Die Caritas der Erzdiözese Wien hat im Hinblick auf das 25-Jahr-Gedenken der Katastrophe von Tschernobyl ein Hospizprojekt in der Ukraine gestartet. "Speziell die Situation der Sterbenskranken ist dramatisch", berichtete Caritas-Mitarbeiterin Gudrun Gusel, die vor kurzem in der Ukraine war, am Ostermontag. "Die Hospizarbeit in der Ukraine steckt noch in den Kinderschuhen.
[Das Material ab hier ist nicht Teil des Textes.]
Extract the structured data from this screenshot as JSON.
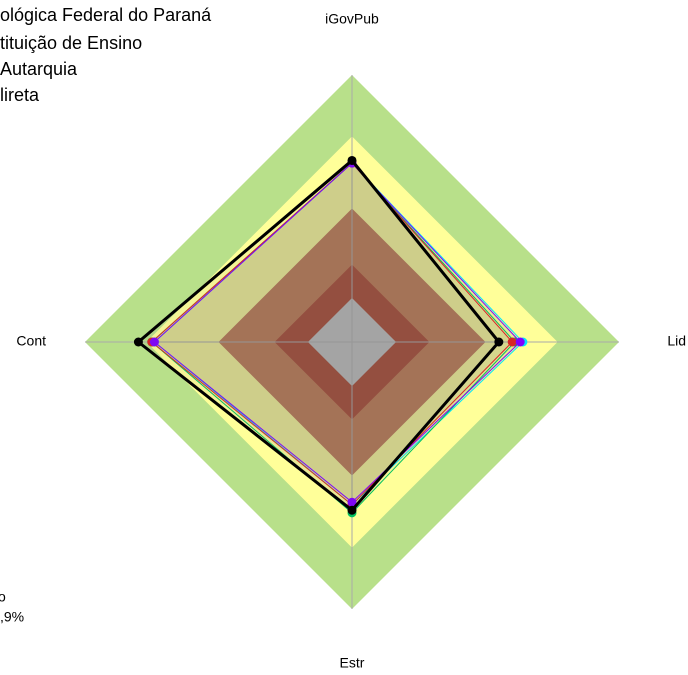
{
  "chart_data": {
    "type": "radar",
    "annotations": [
      "ológica Federal do Paraná",
      "tituição de Ensino",
      "Autarquia",
      "lireta",
      "o",
      ",9%"
    ],
    "axes": [
      "iGovPub",
      "Lid",
      "Estr",
      "Cont"
    ],
    "rlim": [
      0,
      1
    ],
    "bands": [
      {
        "value": 1.0,
        "color": "#b8e08a"
      },
      {
        "value": 0.77,
        "color": "#ffff99"
      },
      {
        "value": 0.5,
        "color": "#c1784c"
      },
      {
        "value": 0.29,
        "color": "#a8412a"
      },
      {
        "value": 0.165,
        "color": "#c0c0c0"
      }
    ],
    "series": [
      {
        "color": "#00e5ff",
        "values": [
          0.67,
          0.64,
          0.61,
          0.74
        ]
      },
      {
        "color": "#00c060",
        "values": [
          0.67,
          0.61,
          0.64,
          0.75
        ]
      },
      {
        "color": "#e02020",
        "values": [
          0.67,
          0.6,
          0.61,
          0.75
        ]
      },
      {
        "color": "#8000ff",
        "values": [
          0.67,
          0.63,
          0.6,
          0.74
        ]
      },
      {
        "color": "#000000",
        "values": [
          0.68,
          0.55,
          0.63,
          0.8
        ]
      }
    ]
  }
}
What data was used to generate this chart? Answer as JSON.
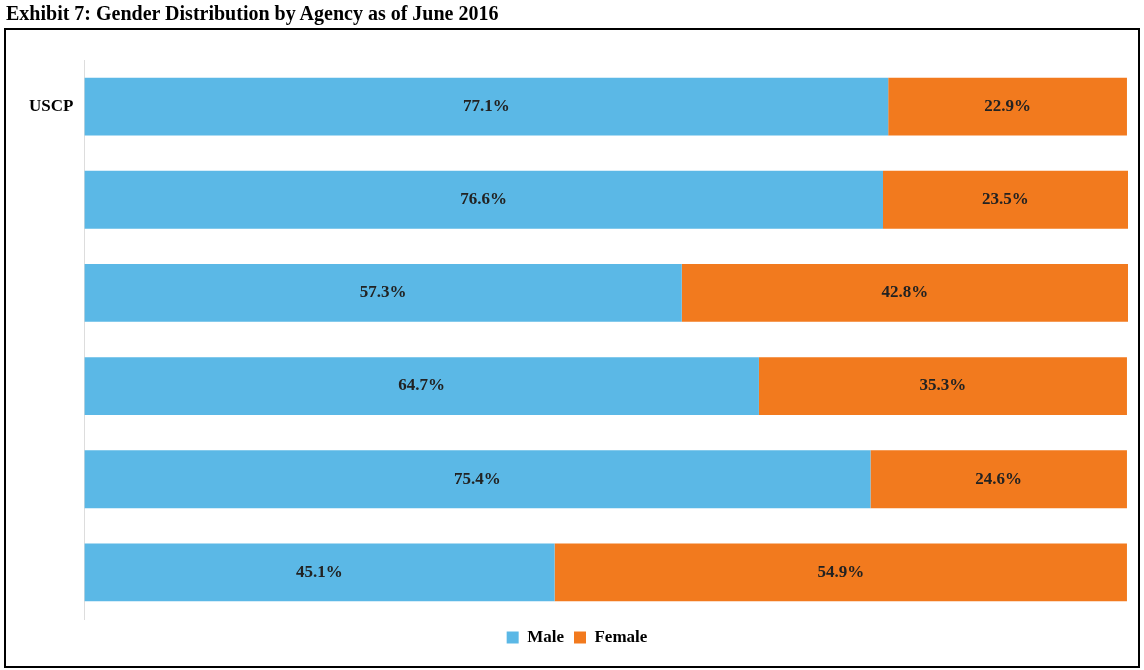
{
  "chart_data": {
    "type": "bar",
    "orientation": "horizontal",
    "stacked": true,
    "title": "Exhibit 7: Gender Distribution by Agency as of June 2016",
    "categories": [
      "USCP",
      null,
      null,
      null,
      null,
      null
    ],
    "series": [
      {
        "name": "Male",
        "color": "#5bb8e6",
        "values": [
          77.1,
          76.6,
          57.3,
          64.7,
          75.4,
          45.1
        ],
        "value_labels": [
          "77.1%",
          "76.6%",
          "57.3%",
          "64.7%",
          "75.4%",
          "45.1%"
        ]
      },
      {
        "name": "Female",
        "color": "#f27a1e",
        "values": [
          22.9,
          23.5,
          42.8,
          35.3,
          24.6,
          54.9
        ],
        "value_labels": [
          "22.9%",
          "23.5%",
          "42.8%",
          "35.3%",
          "24.6%",
          "54.9%"
        ]
      }
    ],
    "xlim": [
      0,
      100.1
    ],
    "legend": "bottom"
  }
}
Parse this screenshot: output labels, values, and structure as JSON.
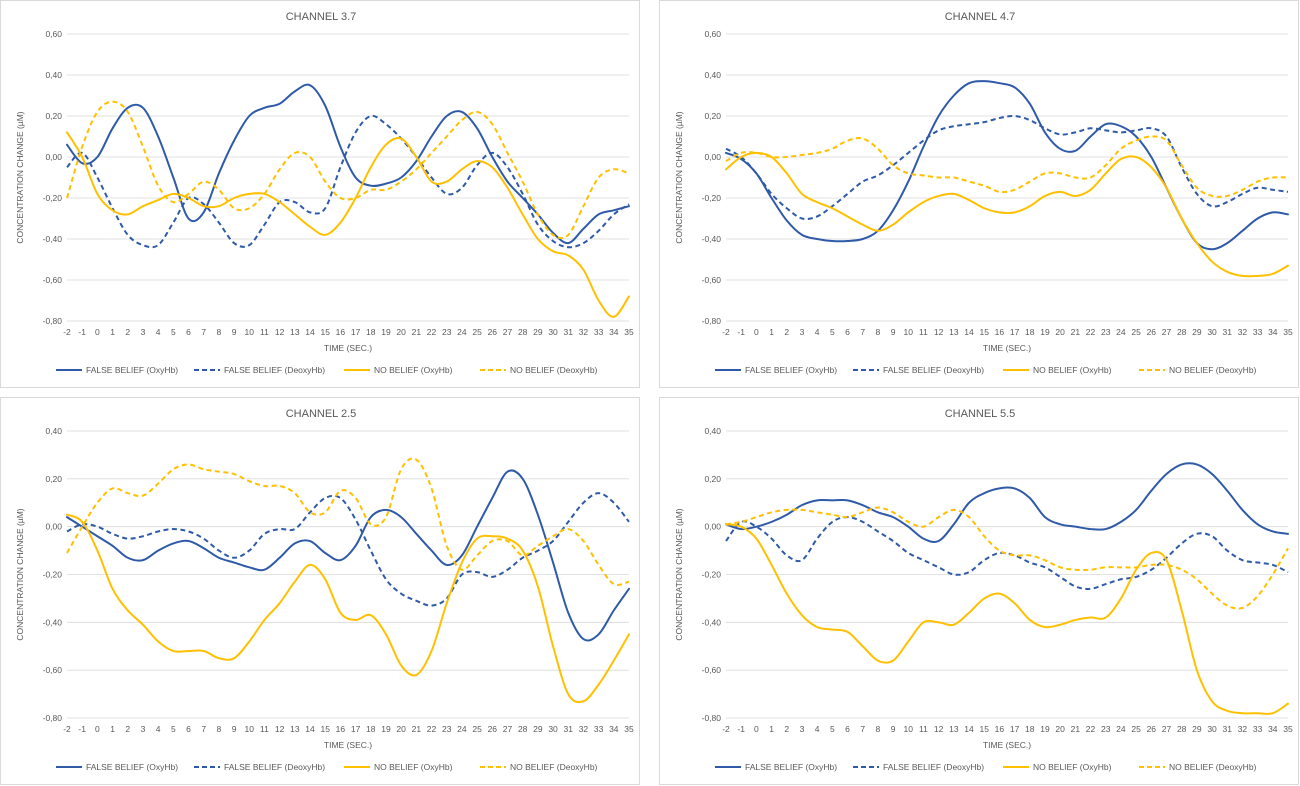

Es mangelt derzeit an fast allem: finanzielle Mittel sind kaum vorhanden, Pflegebehelfe fehlen oft, Medikamente sind Mangelware oder nicht leistbar, und es gibt viel zu wenig Personal. Dennoch versuchen unsere Kolleginnen und Kollegen mit viel Einsatz, Herz und Engagement ihr Möglichstes, um den schwerstkranken Menschen einen Lebensabend in Würde zu ermöglichen", so Gudrun Gusel.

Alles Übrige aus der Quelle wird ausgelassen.